Ce dossier est paru à l’époque du douzième album studio (original) de l’artiste, Sans attendre. Ont suivi (Fra)Agiles en 2008, puis Flagrant délice, le 5 novembre dernier. Un vingtième opus (en comptant un disque studio de duos, Entre elles et moi, et cinq en public), annoncé dans le livre par une sélection, manuscrite, de ses chansons. Onze au total (Naître, Flagrant délice, Et si la clé était ailleurs ?..., Le Souffle court, Mon tout et mon contraire, Secrets de famille, Le temps presse, Je t’MMS, La Chanson des Justes, Ma grammaire de l’impossible, Le Trésor de l’arc-en-ciel) ; onze chansons et un instrumental, L’Âme de fond.
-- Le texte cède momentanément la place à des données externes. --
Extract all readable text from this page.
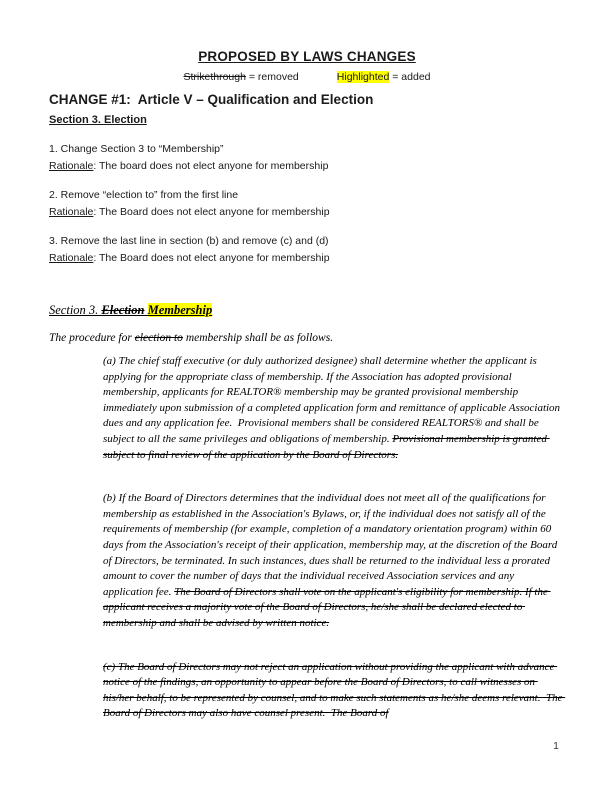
PROPOSED BY LAWS CHANGES
Strikethrough = removed	Highlighted = added
CHANGE #1:  Article V – Qualification and Election
Section 3. Election
1. Change Section 3 to “Membership”
Rationale: The board does not elect anyone for membership
2. Remove “election to” from the first line
Rationale: The Board does not elect anyone for membership
3. Remove the last line in section (b) and remove (c) and (d)
Rationale: The Board does not elect anyone for membership
Section 3. Election Membership

The procedure for election to membership shall be as follows.

(a) The chief staff executive (or duly authorized designee) shall determine whether the applicant is applying for the appropriate class of membership. If the Association has adopted provisional membership, applicants for REALTOR® membership may be granted provisional membership immediately upon submission of a completed application form and remittance of applicable Association dues and any application fee.  Provisional members shall be considered REALTORS® and shall be subject to all the same privileges and obligations of membership. Provisional membership is granted subject to final review of the application by the Board of Directors.

(b) If the Board of Directors determines that the individual does not meet all of the qualifications for membership as established in the Association's Bylaws, or, if the individual does not satisfy all of the requirements of membership (for example, completion of a mandatory orientation program) within 60 days from the Association's receipt of their application, membership may, at the discretion of the Board of Directors, be terminated. In such instances, dues shall be returned to the individual less a prorated amount to cover the number of days that the individual received Association services and any application fee. The Board of Directors shall vote on the applicant's eligibility for membership. If the applicant receives a majority vote of the Board of Directors, he/she shall be declared elected to membership and shall be advised by written notice.

(c) The Board of Directors may not reject an application without providing the applicant with advance notice of the findings, an opportunity to appear before the Board of Directors, to call witnesses on his/her behalf, to be represented by counsel, and to make such statements as he/she deems relevant.  The Board of Directors may also have counsel present.  The Board of

1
Un album au climat exclusivement acoustique, conçu comme un « journal intime de notre époque contradictoire, pétrie d’incertitudes et jalonnée d’espérances », interprété de cette voix tendre qu’on lui connaît, CD.jpget surtout, surtout, superbement écrit – j’en connais un que ça va encore énerver ! Un recueil de paroles et de musiques à conjuguer à tous les temps :

Pour ma grammaire de l’impossible
J’ai choisi d’écrire le meilleur
Mais sans rien occulter du pire
Ni les larmes, ni la douleur

Et je rêve à la couverture
Du grand livre de l’avenir
Aux chapitres de l’aventure
Qu’il nous reste encore à écrire…
 

Félix Leclerc, dont Yves Duteil reste si proche dans l’esprit et la manière (voir la vidéo de notre hommage conjoint à Roger Gicquel et Félix Leclerc), se définissait lui-même, d’abord et avant tout, comme un homme qui chante. Juste un homme… et sûrement pas une star, comme n’importe qui aujourd’hui passant à la télé-anti-réalité, au grand dam (pour rire) de cette grande dame (grande âme ?) qu’est Anne Sylvestre (voir sujet précédent)… dont le prochain album s’intitulera Juste une femme. S’il fallait de même définir l’auteur de La Chanson des Justes (« Dans ce voyage infernal / Où tant d’âmes ont sombré / Celui qui sauve une étoile / Éclaire l’univers tout entier… »), en trois ou quatre mots seulement, ne cherchez pas, ils sont tout trouvés. Yves Duteil ? Juste… quelqu’un de bien.

   
Yves Duteil – La Chanson des Justes
_________
• Pour toutes précisions sur le livre (Éditions de L’Archipel), sur le disque, Flagrant délice (Prod. Les Éditions de l’Écritoire, distr. Rue Stendhal) et sur les concerts, rendez-vous sur « Le Blog à Part » d’Yves Duteil.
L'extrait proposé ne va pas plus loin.